Thursday, July 09, 2020

Relationship Healing

Affirmations:
I am here to love and heal what is needs love.
I am responsible for the quality of my relationships.
I begin with treating myself with respect, trust, appreciation and love.
I want all my relationships to be treated well and so I treat them all with respect.

Heal Your Relationships! 

You will heal your relationships by healing yourself.
All upset is a wakeup call.
Everything that is not right for you is calling you to look at your past for healing.
When you are at peace with yourself, you know that others who are not OK are asking you for help.

When I am not at peace with myself, it will show with others.
When I am unhappy, I will project it on others.
When I am disrespectful with me, I will disrespect others.
What is upsetting in me, I tend to project and perceive in others.

We project our healing needs onto others.
We give advice to others that we need to hear.
We blame others for what we have guilt about.
We seem to look for outside cause, rather than heal what is hurting within us.
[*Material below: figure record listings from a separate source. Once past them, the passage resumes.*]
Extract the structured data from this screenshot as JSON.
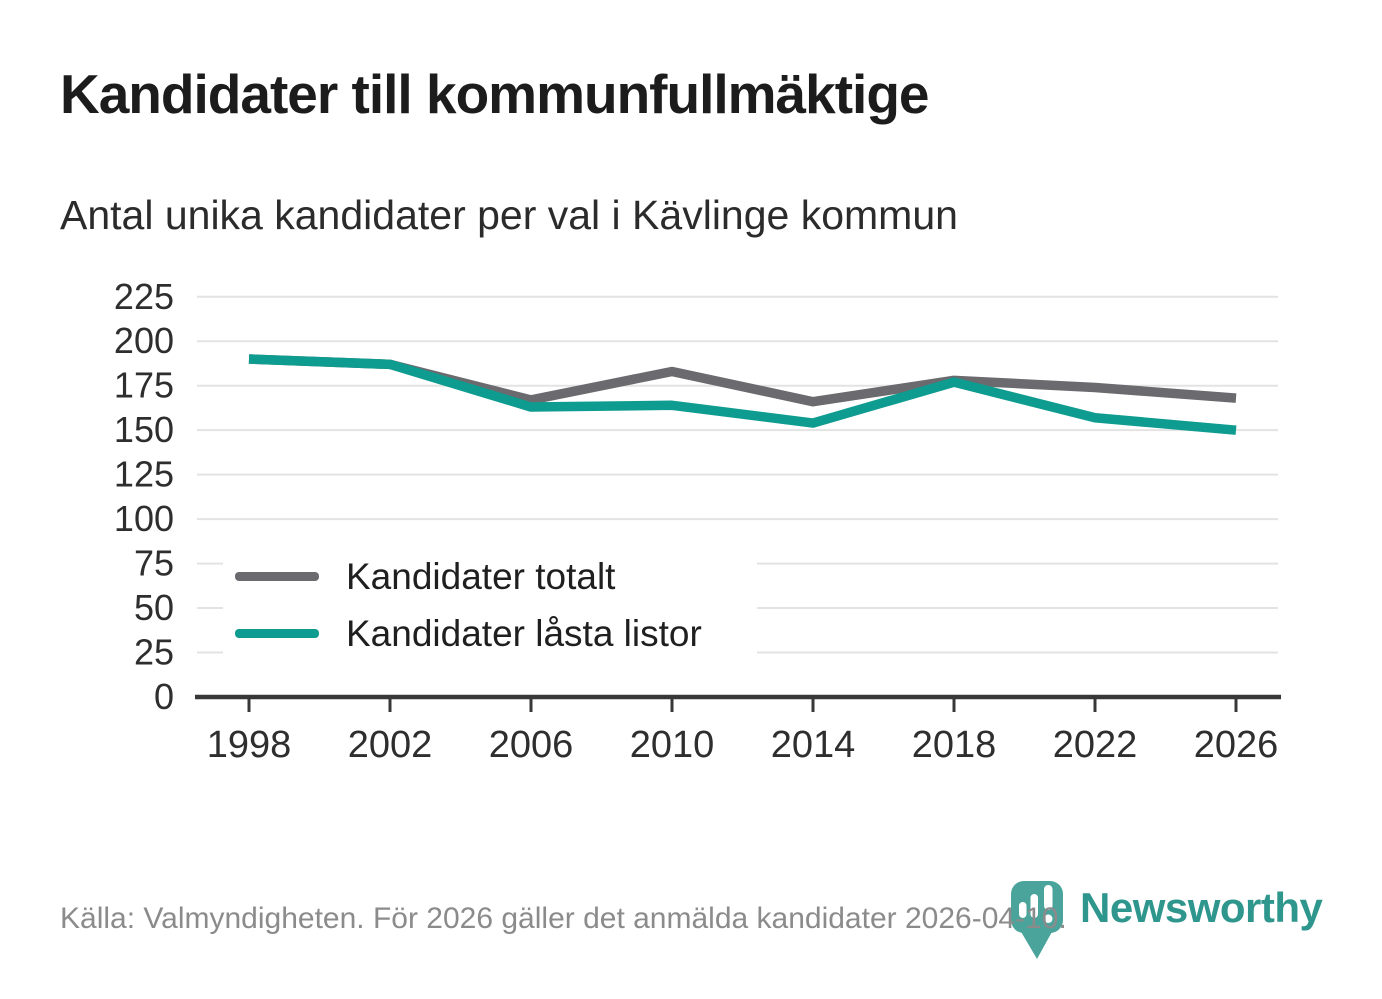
{
  "header": {
    "title": "Kandidater till kommunfullmäktige",
    "subtitle": "Antal unika kandidater per val i Kävlinge kommun"
  },
  "footer": {
    "source": "Källa: Valmyndigheten. För 2026 gäller det anmälda kandidater 2026-04-10."
  },
  "brand": {
    "name": "Newsworthy"
  },
  "colors": {
    "total_line": "#6a6a6f",
    "locked_line": "#0d9c8f",
    "grid": "#e3e3e3",
    "axis": "#383838",
    "axis_label": "#2e2e2e",
    "title_text": "#1c1c1c",
    "footer_text": "#8b8b8b",
    "brand_teal": "#2f968d",
    "logo_pin_teal": "#4aa49b"
  },
  "chart_data": {
    "type": "line",
    "title": "Kandidater till kommunfullmäktige",
    "subtitle": "Antal unika kandidater per val i Kävlinge kommun",
    "categories": [
      "1998",
      "2002",
      "2006",
      "2010",
      "2014",
      "2018",
      "2022",
      "2026"
    ],
    "series": [
      {
        "name": "Kandidater totalt",
        "color": "#6a6a6f",
        "values": [
          190,
          187,
          167,
          183,
          166,
          178,
          174,
          168
        ]
      },
      {
        "name": "Kandidater låsta listor",
        "color": "#0d9c8f",
        "values": [
          190,
          187,
          163,
          164,
          154,
          177,
          157,
          150
        ]
      }
    ],
    "ylim": [
      0,
      225
    ],
    "yticks": [
      0,
      25,
      50,
      75,
      100,
      125,
      150,
      175,
      200,
      225
    ],
    "grid": "horizontal",
    "legend_position": "inside-left",
    "source": "Källa: Valmyndigheten. För 2026 gäller det anmälda kandidater 2026-04-10."
  }
}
When you complain, see what you can do within yourself to stop complaining.
When you are angry, consider what you can do to stop trying to hurt and blame others. 
When you are needy, ask yourself how you can fill your own needs.
When we depend on others to take care of us always, we will have intermittent results.
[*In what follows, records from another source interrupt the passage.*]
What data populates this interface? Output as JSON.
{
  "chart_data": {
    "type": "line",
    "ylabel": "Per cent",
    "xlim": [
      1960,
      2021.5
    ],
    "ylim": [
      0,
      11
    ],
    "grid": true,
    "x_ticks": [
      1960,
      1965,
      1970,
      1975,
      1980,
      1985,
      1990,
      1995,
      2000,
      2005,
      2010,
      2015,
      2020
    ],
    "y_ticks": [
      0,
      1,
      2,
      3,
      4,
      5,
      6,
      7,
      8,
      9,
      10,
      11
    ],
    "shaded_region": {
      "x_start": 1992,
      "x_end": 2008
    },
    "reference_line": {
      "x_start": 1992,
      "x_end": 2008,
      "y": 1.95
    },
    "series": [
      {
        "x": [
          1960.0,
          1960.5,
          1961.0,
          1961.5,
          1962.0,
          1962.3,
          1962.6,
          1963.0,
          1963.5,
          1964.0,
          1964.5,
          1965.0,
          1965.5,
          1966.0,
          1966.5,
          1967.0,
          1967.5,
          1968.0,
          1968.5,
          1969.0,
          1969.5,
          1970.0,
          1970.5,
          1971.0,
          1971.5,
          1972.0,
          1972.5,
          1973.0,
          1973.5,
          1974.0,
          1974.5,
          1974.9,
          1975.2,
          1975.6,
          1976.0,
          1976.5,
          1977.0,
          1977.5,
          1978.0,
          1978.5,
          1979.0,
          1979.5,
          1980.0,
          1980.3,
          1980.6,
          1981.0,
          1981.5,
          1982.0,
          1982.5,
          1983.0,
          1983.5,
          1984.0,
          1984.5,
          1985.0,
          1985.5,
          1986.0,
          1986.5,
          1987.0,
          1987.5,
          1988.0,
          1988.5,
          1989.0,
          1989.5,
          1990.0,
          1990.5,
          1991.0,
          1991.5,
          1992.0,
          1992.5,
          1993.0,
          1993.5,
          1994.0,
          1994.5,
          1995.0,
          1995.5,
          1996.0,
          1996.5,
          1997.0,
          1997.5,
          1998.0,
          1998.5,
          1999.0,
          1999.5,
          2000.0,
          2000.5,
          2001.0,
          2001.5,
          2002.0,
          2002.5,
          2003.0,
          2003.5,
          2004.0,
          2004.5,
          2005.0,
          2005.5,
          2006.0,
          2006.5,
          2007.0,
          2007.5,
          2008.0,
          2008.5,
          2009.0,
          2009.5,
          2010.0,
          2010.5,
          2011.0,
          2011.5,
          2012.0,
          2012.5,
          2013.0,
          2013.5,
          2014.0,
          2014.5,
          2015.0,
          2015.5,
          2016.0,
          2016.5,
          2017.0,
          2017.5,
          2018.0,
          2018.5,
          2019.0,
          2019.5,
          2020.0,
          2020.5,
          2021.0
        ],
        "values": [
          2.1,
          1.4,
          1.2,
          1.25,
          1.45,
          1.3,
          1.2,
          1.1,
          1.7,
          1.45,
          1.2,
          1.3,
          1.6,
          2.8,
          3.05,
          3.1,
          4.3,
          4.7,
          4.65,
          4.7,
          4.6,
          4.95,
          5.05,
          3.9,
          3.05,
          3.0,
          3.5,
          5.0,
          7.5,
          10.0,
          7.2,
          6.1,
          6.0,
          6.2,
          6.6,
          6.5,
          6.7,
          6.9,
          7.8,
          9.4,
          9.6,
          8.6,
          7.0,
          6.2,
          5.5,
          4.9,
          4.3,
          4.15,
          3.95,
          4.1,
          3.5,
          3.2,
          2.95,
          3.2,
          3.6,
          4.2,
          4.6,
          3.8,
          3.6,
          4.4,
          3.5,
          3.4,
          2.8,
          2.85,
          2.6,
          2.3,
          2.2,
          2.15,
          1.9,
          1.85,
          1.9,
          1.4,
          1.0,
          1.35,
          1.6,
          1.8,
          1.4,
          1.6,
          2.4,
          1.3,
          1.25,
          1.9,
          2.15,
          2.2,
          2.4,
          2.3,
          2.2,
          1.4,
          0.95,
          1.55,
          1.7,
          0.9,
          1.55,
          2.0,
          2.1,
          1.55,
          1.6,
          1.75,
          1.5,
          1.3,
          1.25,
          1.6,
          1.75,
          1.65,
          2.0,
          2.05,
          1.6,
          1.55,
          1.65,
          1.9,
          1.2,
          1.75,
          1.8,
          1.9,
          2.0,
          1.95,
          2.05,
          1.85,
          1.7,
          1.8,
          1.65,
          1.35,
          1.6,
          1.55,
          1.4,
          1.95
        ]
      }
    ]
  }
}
When people love us, they can and will do it well when they are loving themselves well.
When people are feeling hurt, scared, upset, lonely, angry, they will have difficulty in loving anyone well.
It is essential that we learn to take responsibility for our needs and ask for help from those who are able.
We must learn to discern who is able and willing to be truly helpful for themselves and others.
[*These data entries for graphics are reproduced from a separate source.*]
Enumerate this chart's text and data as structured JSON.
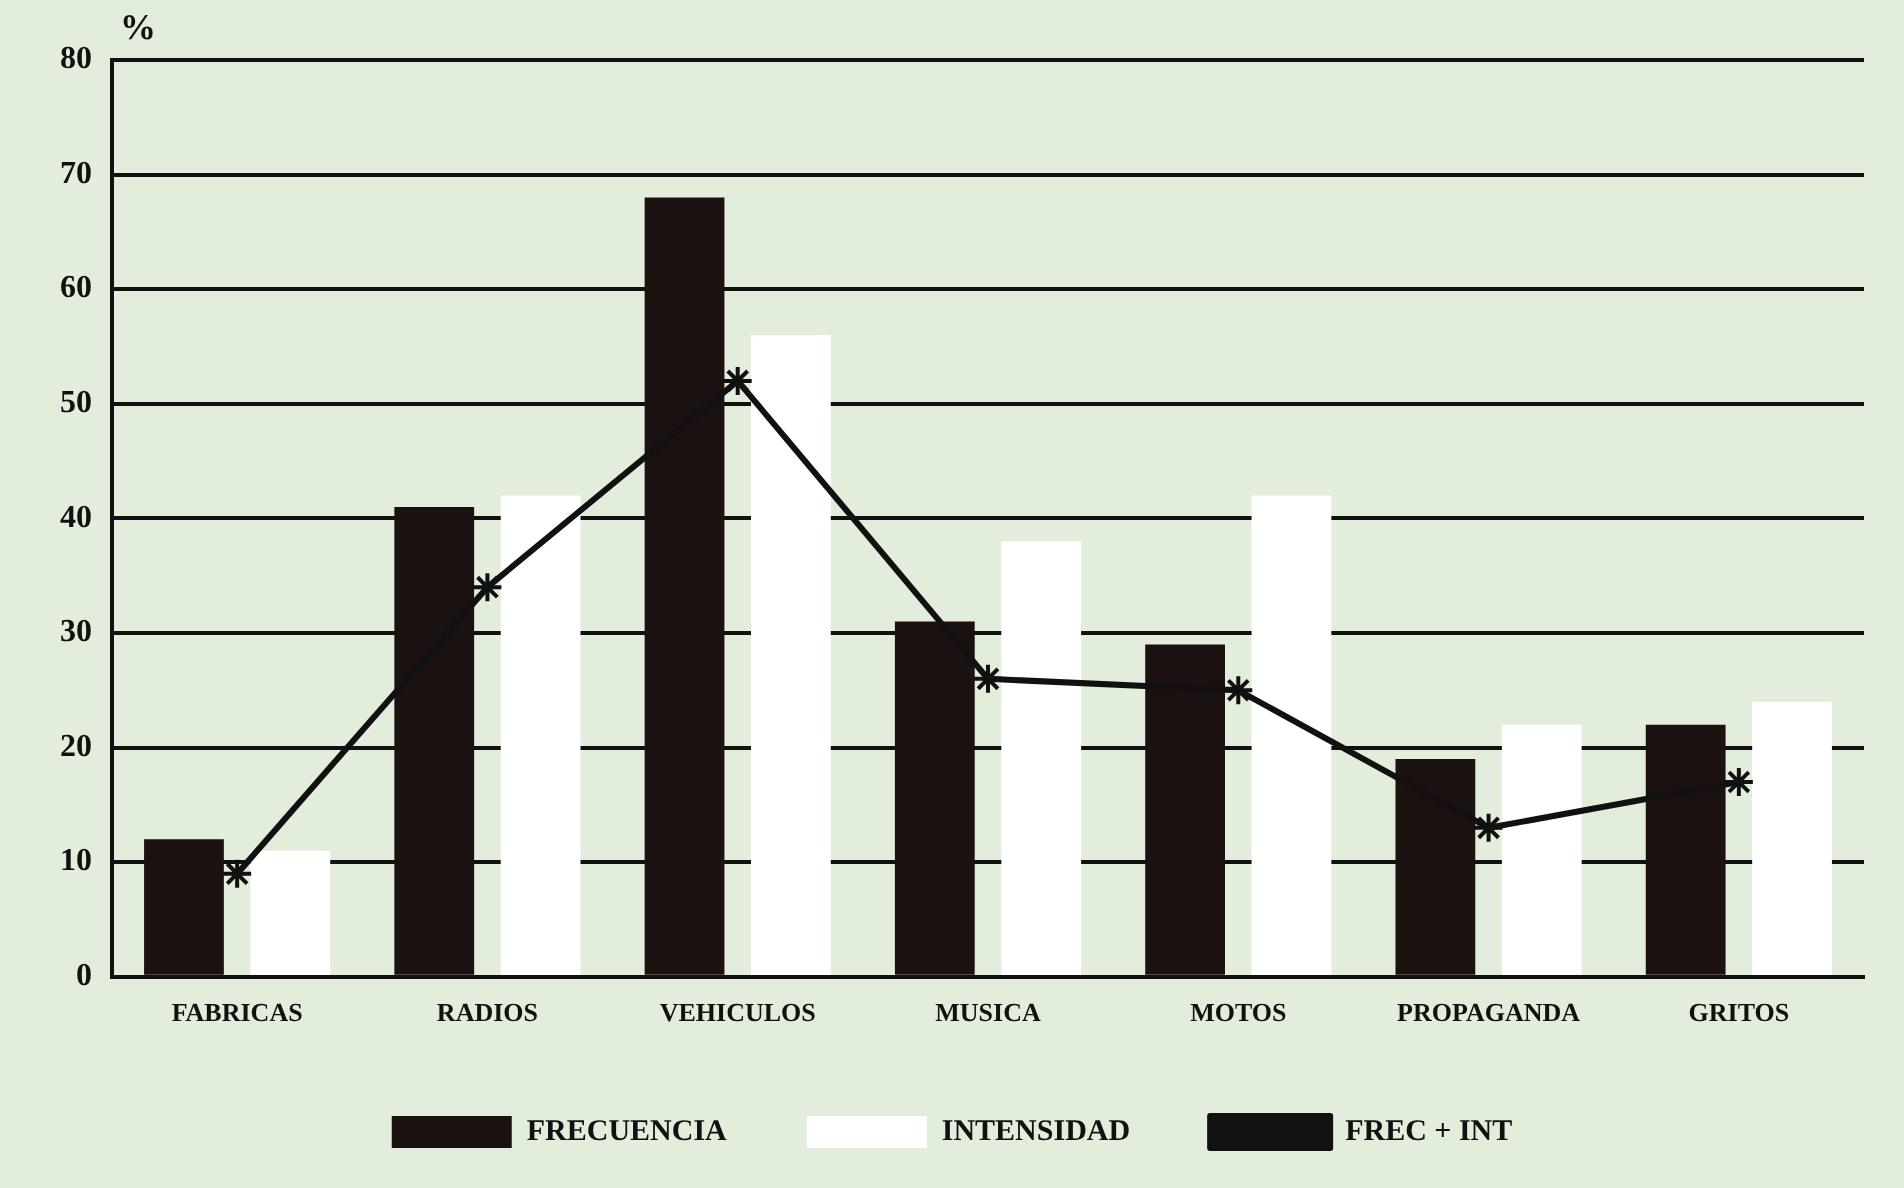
{
  "chart_data": {
    "type": "bar",
    "ylabel": "%",
    "categories": [
      "FABRICAS",
      "RADIOS",
      "VEHICULOS",
      "MUSICA",
      "MOTOS",
      "PROPAGANDA",
      "GRITOS"
    ],
    "series": [
      {
        "name": "FRECUENCIA",
        "color": "#1c1111",
        "values": [
          12,
          41,
          68,
          31,
          29,
          19,
          22
        ]
      },
      {
        "name": "INTENSIDAD",
        "color": "#ffffff",
        "values": [
          11,
          42,
          56,
          38,
          42,
          22,
          24
        ]
      },
      {
        "name": "FREC + INT",
        "type": "line",
        "color": "#111111",
        "marker": "cross",
        "values": [
          9,
          34,
          52,
          26,
          25,
          13,
          17
        ]
      }
    ],
    "ylim": [
      0,
      80
    ],
    "yticks": [
      0,
      10,
      20,
      30,
      40,
      50,
      60,
      70,
      80
    ],
    "grid": "y",
    "legend": "bottom"
  }
}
We may find that unconditionally loving and giving people are rare in our experience.
We may see that we need to become unconditionally loving for others who are in need.
We may even feel drained by hurting and needy others, especially when we have denied ourselves.
It is essential that we forgive ourselves for not appreciating, loving and caring well for ourselves.

What will it take for you to be responsible for our own needs?
What do you need to do to create partnerships, families and friendships that are healing and healthy?
What can you do to start everyday tuning into what you need and fulfilling that need first?
How do you love yourself every day in every way you are aware?

When you awaken, ask yourself: “What do I need to do to fulfill myself today?”
“What will make me feel happy and valuable today?”
“How can I give myself what is good for me?”
At the end of the day, give yourself a list of “gratitudes” and own them as your loving responsibility.

You have created your life as it is.
You can change your relationships, communication, thinking and emotions.
You can stop judging, blaming and feeling guilty.
You can let go of past errors and begin again today in the healthy and positive way.

You can, because you want to heal your relationships with yourself and with others.
I trust you and me to always look for the best ways to heal ourselves and others.
I give my best because you deserve it and so do I.
Betty Lue

Forgive the past.
Learn from any mistakes.
Heal your disappointments and hurts.
Grow with your goals.
Live with gratitude.

You make the difference you want to see.
No one else can do it for you.

FOUR AGREEMENTS by don Miguel RuizTake nothing personally.
Make no assumptions.
Keep your agreements.
Always give your best.

RECOMMENDATIONS FOR ALL RELATIONSHIPS With mates, partners, friends, children, co-workers, etc.

Keep your agreements faithfully.
(Communicate changes honestly and immediately.)

Give more than you expect to receive. Do more than your “fair” share.

Receive everything with open appreciation.Express your thanks sincerely and take nothing for granted.

Live your own life in integrity and on purpose.Clarify, communicate and live your mission, your path, your principles and values.

Be responsible for yourself, your work and live your life impeccably. Don’t expect others to pick up after you or take care of you.

Stop using, blame, criticism or guilt to control or manipulate.
Stop making demands, threats or using neediness to get your way.

Communicate effectively and respectfully.Request a time and place and tone of voice that works for both parties.

Be your best self in all circumstances.Focus always on teaching by example. (and apologize immediately when you forget or neglect.)

Use your time together wisely.Focus on meaningful, positive and inspiring conversation and activities.

Spend time, money, energy and resources only on what you value and want to increase.Waste nothing in your relationship.  No arguing, pettiness, emotional dumping or negativity.
 

As circumstances change, there is a need to re-commit to what works for all participants.Families need to meet to look at the specific needs of each individual to be at their best.
Couples need to ensure that the relationship is “serving all parties.
Business partners need to return to their original agreement and consider changing roles as needed.

Life requires that we be in relationship.With respect for ourselves and each other there is open communication.
With responsibility for the quality of our relationships, there is a willingness to seek what works for all.
With cooperation there is encouragement to listen for ways to serve the needs of everyone.
When everyone WINS, the relationships are harmonious, peaceful and enjoyable.